Karl-Göran Sjögren and Bettina Schulz Paulsson, also from the University of Gothenburg, also participated in the study.
“What I have done is model the carbon-14 dating, to obtain a more precise dating of the Neolithic genes. With the carbon-14 modelling, we could, for example, narrow down that time period to around 1,000 years,” says Bettina Schulz Paulsson.
Herders
The analysis of the 100 prehistoric skeletons shows that our genetically closest relatives are in fact the Yamnaya people – a group of herders from the Pontic Steppe, a region that today includes Ukraine, southwest Russia and western Kazakhstan.
These people interbred to some extent with Eastern European peasant groups to form what is termed the Corded Ware complex. Groups of these people then migrated to northern Europe just under 5,000 years ago, during the younger Stone Age, and settled in Sweden, Norway and Denmark (in Denmark they were called the Single Grave culture and in Sweden the Battle Axe culture).
“Genetically, we are still more or less Yamnaya today,” Kristiansen says.
Two population turnovers
Another discovery concerns the changes in the population that have taken place since the last Ice Age in Scandinavia. The researchers have been able to show that a nearly complete population turnover has occurred twice within a period of just a thousand years.
The first occurred about 5,900 years ago, at the beginning of the archaeological era known as the Neolithic, or New Stone Age.
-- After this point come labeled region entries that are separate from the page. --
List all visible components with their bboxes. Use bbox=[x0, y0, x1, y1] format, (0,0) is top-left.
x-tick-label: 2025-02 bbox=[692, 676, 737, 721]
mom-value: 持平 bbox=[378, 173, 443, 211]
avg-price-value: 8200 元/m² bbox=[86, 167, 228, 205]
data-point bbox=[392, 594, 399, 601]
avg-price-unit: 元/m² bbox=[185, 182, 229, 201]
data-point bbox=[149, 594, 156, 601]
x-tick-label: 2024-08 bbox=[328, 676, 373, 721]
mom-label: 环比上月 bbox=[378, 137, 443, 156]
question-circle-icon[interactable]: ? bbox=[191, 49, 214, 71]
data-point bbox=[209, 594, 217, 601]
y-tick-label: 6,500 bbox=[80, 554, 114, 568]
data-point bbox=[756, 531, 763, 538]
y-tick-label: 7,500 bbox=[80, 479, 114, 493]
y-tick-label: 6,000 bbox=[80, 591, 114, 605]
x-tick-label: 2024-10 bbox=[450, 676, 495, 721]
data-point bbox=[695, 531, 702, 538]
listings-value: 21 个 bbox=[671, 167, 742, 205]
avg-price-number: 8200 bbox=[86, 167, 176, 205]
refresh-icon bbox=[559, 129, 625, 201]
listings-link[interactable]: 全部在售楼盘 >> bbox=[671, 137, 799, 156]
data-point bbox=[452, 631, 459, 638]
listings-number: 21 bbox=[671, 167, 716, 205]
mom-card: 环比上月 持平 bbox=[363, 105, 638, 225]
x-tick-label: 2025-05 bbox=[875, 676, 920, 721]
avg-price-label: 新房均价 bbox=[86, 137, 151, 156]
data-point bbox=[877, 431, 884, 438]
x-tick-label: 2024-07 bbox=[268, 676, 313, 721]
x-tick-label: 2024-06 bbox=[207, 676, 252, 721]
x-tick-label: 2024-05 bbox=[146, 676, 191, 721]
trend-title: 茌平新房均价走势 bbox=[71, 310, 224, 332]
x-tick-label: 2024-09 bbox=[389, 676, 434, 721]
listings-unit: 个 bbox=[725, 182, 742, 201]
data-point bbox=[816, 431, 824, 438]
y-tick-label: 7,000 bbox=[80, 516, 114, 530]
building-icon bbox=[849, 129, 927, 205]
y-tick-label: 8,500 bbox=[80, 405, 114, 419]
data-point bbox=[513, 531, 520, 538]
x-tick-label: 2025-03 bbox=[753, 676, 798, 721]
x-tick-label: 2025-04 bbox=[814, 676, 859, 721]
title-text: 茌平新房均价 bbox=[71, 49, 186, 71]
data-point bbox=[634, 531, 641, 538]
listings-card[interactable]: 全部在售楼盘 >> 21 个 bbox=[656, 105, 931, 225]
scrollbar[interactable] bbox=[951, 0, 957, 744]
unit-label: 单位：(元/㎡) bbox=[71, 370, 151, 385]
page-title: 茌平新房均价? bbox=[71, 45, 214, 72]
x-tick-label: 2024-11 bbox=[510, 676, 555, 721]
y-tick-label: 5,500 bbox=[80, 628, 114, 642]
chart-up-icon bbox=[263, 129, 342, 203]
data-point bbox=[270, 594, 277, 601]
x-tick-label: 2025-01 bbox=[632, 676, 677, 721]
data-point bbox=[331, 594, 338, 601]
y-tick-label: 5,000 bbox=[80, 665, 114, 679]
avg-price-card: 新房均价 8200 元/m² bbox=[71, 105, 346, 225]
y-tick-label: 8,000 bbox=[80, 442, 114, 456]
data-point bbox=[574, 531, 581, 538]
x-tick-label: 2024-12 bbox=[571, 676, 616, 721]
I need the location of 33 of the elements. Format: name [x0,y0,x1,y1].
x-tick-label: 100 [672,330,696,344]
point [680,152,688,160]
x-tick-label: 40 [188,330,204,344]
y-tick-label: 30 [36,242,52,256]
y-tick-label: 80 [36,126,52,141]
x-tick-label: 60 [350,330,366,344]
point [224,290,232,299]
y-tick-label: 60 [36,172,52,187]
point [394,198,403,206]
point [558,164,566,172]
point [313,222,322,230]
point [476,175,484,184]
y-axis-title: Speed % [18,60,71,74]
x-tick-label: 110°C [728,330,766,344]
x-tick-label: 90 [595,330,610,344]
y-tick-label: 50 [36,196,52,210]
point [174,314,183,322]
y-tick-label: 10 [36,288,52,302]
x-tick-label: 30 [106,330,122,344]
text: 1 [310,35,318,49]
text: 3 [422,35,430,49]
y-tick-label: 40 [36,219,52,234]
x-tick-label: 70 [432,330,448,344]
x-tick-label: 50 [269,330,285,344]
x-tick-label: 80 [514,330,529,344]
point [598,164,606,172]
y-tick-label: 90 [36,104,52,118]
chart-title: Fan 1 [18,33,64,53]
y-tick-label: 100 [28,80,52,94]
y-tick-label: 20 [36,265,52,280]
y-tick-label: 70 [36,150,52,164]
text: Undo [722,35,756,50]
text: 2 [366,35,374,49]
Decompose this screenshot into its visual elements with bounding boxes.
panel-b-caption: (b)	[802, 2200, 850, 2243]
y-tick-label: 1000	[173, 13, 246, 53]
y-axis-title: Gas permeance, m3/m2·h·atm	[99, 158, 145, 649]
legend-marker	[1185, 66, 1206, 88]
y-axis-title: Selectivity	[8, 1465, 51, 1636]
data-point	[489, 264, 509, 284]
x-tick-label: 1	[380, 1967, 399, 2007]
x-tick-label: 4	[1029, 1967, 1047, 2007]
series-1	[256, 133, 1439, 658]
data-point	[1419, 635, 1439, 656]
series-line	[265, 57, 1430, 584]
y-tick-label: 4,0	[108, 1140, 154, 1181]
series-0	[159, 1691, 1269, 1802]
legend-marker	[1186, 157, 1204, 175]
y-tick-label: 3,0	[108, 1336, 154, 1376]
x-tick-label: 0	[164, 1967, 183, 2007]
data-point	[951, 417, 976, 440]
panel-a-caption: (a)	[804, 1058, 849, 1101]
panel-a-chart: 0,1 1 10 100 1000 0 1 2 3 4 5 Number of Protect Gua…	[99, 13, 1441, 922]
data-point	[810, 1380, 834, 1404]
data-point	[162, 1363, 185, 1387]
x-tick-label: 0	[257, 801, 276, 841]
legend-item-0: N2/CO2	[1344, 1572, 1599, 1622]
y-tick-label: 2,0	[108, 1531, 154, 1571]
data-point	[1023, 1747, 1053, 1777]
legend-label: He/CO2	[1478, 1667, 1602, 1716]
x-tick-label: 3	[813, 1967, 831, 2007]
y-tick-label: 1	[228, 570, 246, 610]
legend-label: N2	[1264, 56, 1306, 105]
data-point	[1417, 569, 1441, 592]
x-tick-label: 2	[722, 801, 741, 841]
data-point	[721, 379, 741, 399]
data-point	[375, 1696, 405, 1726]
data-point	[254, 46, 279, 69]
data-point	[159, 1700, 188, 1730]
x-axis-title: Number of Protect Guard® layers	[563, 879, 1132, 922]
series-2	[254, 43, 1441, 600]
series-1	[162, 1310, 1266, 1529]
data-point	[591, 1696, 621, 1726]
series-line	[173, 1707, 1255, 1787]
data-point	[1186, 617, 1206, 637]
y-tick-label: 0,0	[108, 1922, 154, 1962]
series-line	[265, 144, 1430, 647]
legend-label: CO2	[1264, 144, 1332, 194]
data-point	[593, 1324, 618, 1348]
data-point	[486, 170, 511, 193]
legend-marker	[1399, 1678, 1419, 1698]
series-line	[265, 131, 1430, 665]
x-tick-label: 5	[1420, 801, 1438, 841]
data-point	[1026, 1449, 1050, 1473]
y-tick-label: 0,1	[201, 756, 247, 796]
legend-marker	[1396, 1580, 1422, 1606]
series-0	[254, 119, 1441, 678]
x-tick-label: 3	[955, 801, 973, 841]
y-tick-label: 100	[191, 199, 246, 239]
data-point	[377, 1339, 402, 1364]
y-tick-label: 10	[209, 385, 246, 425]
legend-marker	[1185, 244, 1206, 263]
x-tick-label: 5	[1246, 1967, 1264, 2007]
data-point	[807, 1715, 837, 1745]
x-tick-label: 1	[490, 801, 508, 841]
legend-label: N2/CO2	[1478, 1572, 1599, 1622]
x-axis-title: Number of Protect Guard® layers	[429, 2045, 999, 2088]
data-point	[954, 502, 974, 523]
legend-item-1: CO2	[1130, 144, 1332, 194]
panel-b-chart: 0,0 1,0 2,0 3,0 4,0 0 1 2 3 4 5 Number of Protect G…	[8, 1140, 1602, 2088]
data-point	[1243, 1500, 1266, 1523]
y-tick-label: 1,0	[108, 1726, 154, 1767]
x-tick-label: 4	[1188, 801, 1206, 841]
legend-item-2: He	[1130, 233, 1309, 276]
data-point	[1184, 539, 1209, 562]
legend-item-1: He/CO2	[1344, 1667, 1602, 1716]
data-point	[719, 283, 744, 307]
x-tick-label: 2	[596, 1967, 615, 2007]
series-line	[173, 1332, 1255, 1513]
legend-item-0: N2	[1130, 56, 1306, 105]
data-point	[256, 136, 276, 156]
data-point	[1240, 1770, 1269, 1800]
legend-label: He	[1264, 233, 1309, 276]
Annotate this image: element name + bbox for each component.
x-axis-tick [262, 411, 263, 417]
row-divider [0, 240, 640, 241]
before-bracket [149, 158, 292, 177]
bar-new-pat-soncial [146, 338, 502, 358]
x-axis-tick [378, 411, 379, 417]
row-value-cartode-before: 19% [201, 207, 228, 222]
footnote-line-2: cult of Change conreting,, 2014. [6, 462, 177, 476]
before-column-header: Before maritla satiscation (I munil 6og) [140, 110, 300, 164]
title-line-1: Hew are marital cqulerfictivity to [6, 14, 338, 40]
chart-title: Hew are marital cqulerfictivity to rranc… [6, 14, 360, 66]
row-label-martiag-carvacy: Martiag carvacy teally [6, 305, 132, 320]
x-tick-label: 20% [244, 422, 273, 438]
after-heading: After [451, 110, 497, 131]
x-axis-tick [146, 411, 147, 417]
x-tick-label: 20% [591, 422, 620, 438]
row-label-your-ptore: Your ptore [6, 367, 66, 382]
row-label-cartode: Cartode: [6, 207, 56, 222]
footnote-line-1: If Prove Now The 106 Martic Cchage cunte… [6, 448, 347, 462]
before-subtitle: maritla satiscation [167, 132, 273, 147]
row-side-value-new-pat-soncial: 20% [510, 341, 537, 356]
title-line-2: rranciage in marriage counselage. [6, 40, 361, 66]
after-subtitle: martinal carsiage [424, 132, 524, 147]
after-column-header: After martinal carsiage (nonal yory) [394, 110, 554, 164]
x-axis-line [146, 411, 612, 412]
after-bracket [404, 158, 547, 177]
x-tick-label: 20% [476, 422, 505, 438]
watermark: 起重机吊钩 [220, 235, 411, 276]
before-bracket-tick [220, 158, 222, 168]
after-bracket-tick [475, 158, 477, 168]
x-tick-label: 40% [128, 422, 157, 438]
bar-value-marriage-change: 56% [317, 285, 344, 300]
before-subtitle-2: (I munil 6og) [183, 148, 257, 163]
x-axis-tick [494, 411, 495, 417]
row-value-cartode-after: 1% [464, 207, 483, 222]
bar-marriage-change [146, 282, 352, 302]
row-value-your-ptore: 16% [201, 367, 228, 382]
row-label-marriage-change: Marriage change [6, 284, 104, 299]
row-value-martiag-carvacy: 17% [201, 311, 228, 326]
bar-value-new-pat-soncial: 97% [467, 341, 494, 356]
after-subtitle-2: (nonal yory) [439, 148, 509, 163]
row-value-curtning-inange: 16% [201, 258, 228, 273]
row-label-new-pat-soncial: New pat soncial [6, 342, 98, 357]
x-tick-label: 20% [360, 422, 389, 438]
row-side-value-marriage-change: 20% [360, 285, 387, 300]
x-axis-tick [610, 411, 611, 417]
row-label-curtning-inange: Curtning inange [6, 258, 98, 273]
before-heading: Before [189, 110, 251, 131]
When a farming people immigrated to Denmark, the hunter-gatherer and fisher population known as the Ertebølle culture disappeared completely.
The new culture consisted of farmers with genetic roots in the Middle East – in Anatolia, the Asian part of today’s Türkiye – who had to some extent mixed their genes with hunter-gatherers they encountered while travelling across Europe.
It was this culture that introduced agriculture, and as farmers they ate a completely different diet to the hunter-gatherers that they displaced as the analyses of the prehistoric bone fragments show.
Then 5,000 years ago, the next population turnover occurred, when people of the Corded Ware culture, with their genetic background in Eastern Europe, entered the scene.
“Around 2800 BCE, people of the Corded Ware culture, also called the Single Grave culture, immigrated to Denmark,” says archaeologist Karl-Göran Sjögren.
Genes mixed by the women
It is unclear what happened to the Ertebølle population, but Kristian Kristiansen and Karl-Göran Sjögren each have slightly different hypotheses:
One is that they retreated to Norway and there they continued their hunting and fishing lifestyle, but that some may have isolated themselves in places of refuge where they survived for a few generations.
“Concerning the farming people, also called the Funnelbeaker culture, it appears that their women in particular married men from the immigrant groups, while the male genes from the Funnelbeaker culture population eventually disappeared entirely,” Kristiansen says.
“The analyses show that this was a violent clash of cultures because the Corded Ware people wiped out the farmers from Anatolia relatively quickly. Almost as effectively as when the Funnelbeaker culture had wiped out the hunters and gatherers 900 years earlier.
Two of the articles in Nature are related to the research project RISE II, which is funded by the Bank of Sweden Tercentenary Foundation (RJ) and is a collaboration between the Department of Historical Studies at the University of Gothenburg, the University of Copenhagen, and the Lundbeck Foundation GeoGenetics Centre. The other two articles in Nature on the Stone Age use material from the long-standing collaboration between the University of Gothenburg and the University of Copenhagen in the research projects RISE I and RISE II. This was a collaboration that began in 2011.